Dívidas: a velocidade com que um saldo devedor explode
Em uma dívida de cartão ou cheque especial com juros de 12% ao mês, o cenário é alarmante. Convertendo para a lógica da regra de forma simplificada, um saldo que cresce a taxas dessa ordem dobra em poucos meses. É o mesmo mecanismo dos juros compostos, só que agora a duplicação acelerada está do lado de quem cobra. Entender isso pela Regra dos 72 deixa concreto por que dívidas caras precisam ser prioridade absoluta.
Os limites da Regra dos 72
Por ser uma aproximação, a regra tem fronteiras claras. Conhecê-las evita conclusões equivocadas:
- É mais precisa em taxas intermediárias. Entre 6% e 10% ao ano, o erro é mínimo. Em taxas muito altas (acima de 20%) ou muito baixas, a estimativa se distancia um pouco do valor exato.
- Pressupõe taxa constante. No mundo real, rendimentos variam ano a ano. A regra dá uma média mental, não uma garantia.
- Ignora impostos e custos. Imposto de renda, taxas de administração e inflação reduzem o ganho líquido. Para uma análise fina, considere a rentabilidade real, já descontados esses fatores.
- Não substitui o planejamento. Ela é um termômetro, não um plano financeiro. Decisões importantes merecem o cálculo completo dos juros compostos.
Quem quer mais precisão pode usar a variação conhecida como Regra dos 69,3, mais exata matematicamente, ou a Regra dos 70. O número 72, porém, vence na praticidade pela facilidade de divisão — e essa é justamente a proposta: rapidez para decidir.
Conclusão
A Regra dos 72 é uma daquelas ferramentas raras: simples o bastante para caber na cabeça e poderosa o suficiente para mudar decisões.

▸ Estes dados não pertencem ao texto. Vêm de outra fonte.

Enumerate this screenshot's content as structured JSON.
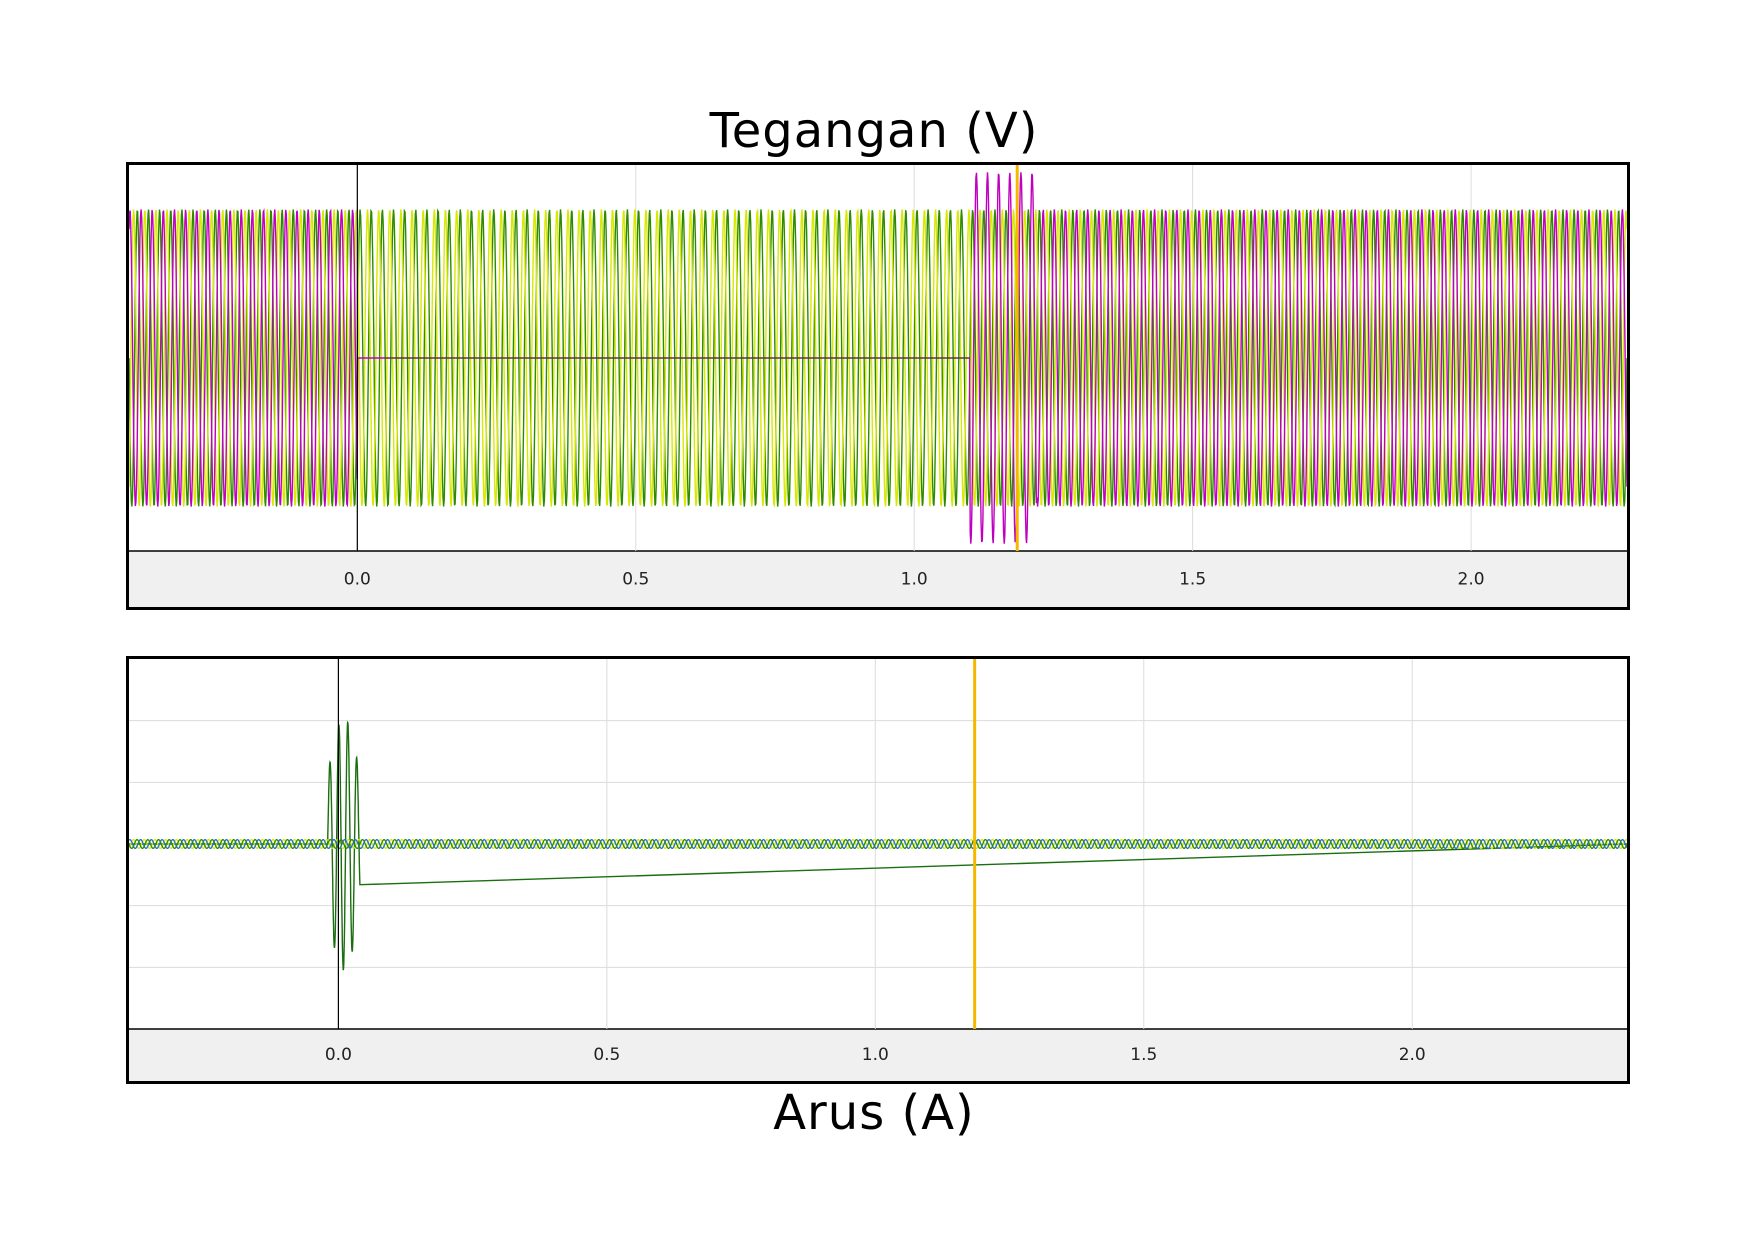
{
  "titles": {
    "top": "Tegangan (V)",
    "bottom": "Arus (A)"
  },
  "colors": {
    "green": "#2e8b00",
    "yellow": "#d8e800",
    "magenta": "#c000c0",
    "blue": "#1e6fd8",
    "dark_green": "#1a6e10",
    "cursor": "#f5b800",
    "axis_band": "#f0f0f0",
    "grid": "#dcdcdc"
  },
  "chart_data": [
    {
      "type": "line",
      "title": "Tegangan (V)",
      "xlabel": "",
      "ylabel": "",
      "xlim": [
        -0.41,
        2.28
      ],
      "x_ticks": [
        "0.0",
        "0.5",
        "1.0",
        "1.5",
        "2.0"
      ],
      "x_tick_values": [
        0.0,
        0.5,
        1.0,
        1.5,
        2.0
      ],
      "grid": true,
      "cursor_x": 1.185,
      "trigger_x": 0.0,
      "series": [
        {
          "color": "green",
          "description_segments": [
            {
              "x0": -0.41,
              "x1": 0.0,
              "amplitude": 1.0
            },
            {
              "x0": 0.0,
              "x1": 1.1,
              "amplitude": 1.0
            },
            {
              "x0": 1.1,
              "x1": 2.28,
              "amplitude": 1.0
            }
          ]
        },
        {
          "color": "yellow",
          "description_segments": [
            {
              "x0": -0.41,
              "x1": 0.0,
              "amplitude": 1.0
            },
            {
              "x0": 0.0,
              "x1": 1.1,
              "amplitude": 1.0
            },
            {
              "x0": 1.1,
              "x1": 2.28,
              "amplitude": 1.0
            }
          ]
        },
        {
          "color": "magenta",
          "description_segments": [
            {
              "x0": -0.41,
              "x1": 0.0,
              "amplitude": 1.0
            },
            {
              "x0": 0.0,
              "x1": 1.1,
              "amplitude": 0.0
            },
            {
              "x0": 1.1,
              "x1": 2.28,
              "amplitude": 1.0
            }
          ]
        }
      ]
    },
    {
      "type": "line",
      "title": "Arus (A)",
      "xlabel": "",
      "ylabel": "",
      "xlim": [
        -0.39,
        2.4
      ],
      "x_ticks": [
        "0.0",
        "0.5",
        "1.0",
        "1.5",
        "2.0"
      ],
      "x_tick_values": [
        0.0,
        0.5,
        1.0,
        1.5,
        2.0
      ],
      "grid": true,
      "cursor_x": 1.185,
      "trigger_x": 0.0,
      "y_gridlines": 5,
      "series": [
        {
          "color": "dark_green",
          "burst": {
            "x0": -0.02,
            "x1": 0.04,
            "peak": 2.3
          }
        },
        {
          "color": "yellow",
          "steady_amplitude": 0.05
        },
        {
          "color": "blue",
          "steady_amplitude": 0.05
        },
        {
          "color": "green",
          "steady_amplitude": 0.05
        }
      ]
    }
  ]
}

Com uma única divisão, você passa a enxergar o tempo de duplicação dos seus investimentos, o ritmo em que a inflação corrói o dinheiro parado e a velocidade assustadora com que uma dívida cara cresce.
O próximo passo é prático: pegue as taxas dos seus próprios investimentos e dívidas e aplique a regra agora mesmo. Esse exercício rápido costuma ser o empurrão que falta para priorizar a quitação de juros altos e levar a sério a constância dos aportes. Em 2026, com tantas opções competindo pela sua atenção, ter um filtro mental confiável é uma vantagem e tanto.
FAQ — Perguntas frequentes
A Regra dos 72 serve para qualquer investimento?
Ela funciona como estimativa para qualquer aplicação com juros compostos e taxa relativamente estável, como renda fixa. Para investimentos voláteis, como ações, o resultado é apenas uma referência, já que a rentabilidade oscila ano a ano.
Por que o número é 72 e não outro?
Porque 72 oferece um equilíbrio entre precisão e facilidade de divisão: tem muitos divisores inteiros (2, 3, 4, 6, 8, 9, 12). Existem variações mais exatas, como 69,3 e 70, mas elas são mais difíceis de dividir mentalmente.
A regra considera a inflação?
Não automaticamente. Para medir o ganho real, aplique a regra sobre a rentabilidade já descontada da inflação (a chamada rentabilidade real), e não sobre a taxa nominal.
Posso usar a Regra dos 72 para metas financeiras?
Sim. Se você sabe em quantos anos quer dobrar um valor, divida 72 por esse prazo e descubra a taxa anual necessária. Isso ajuda a avaliar se a meta é realista com os investimentos disponíveis.
A Regra dos 72 substitui uma calculadora de juros compostos?
Não. Ela é um atalho mental para estimativas rápidas. Para decisões importantes e valores altos, use o cálculo completo dos juros compostos, que considera aportes, prazos e taxas variáveis.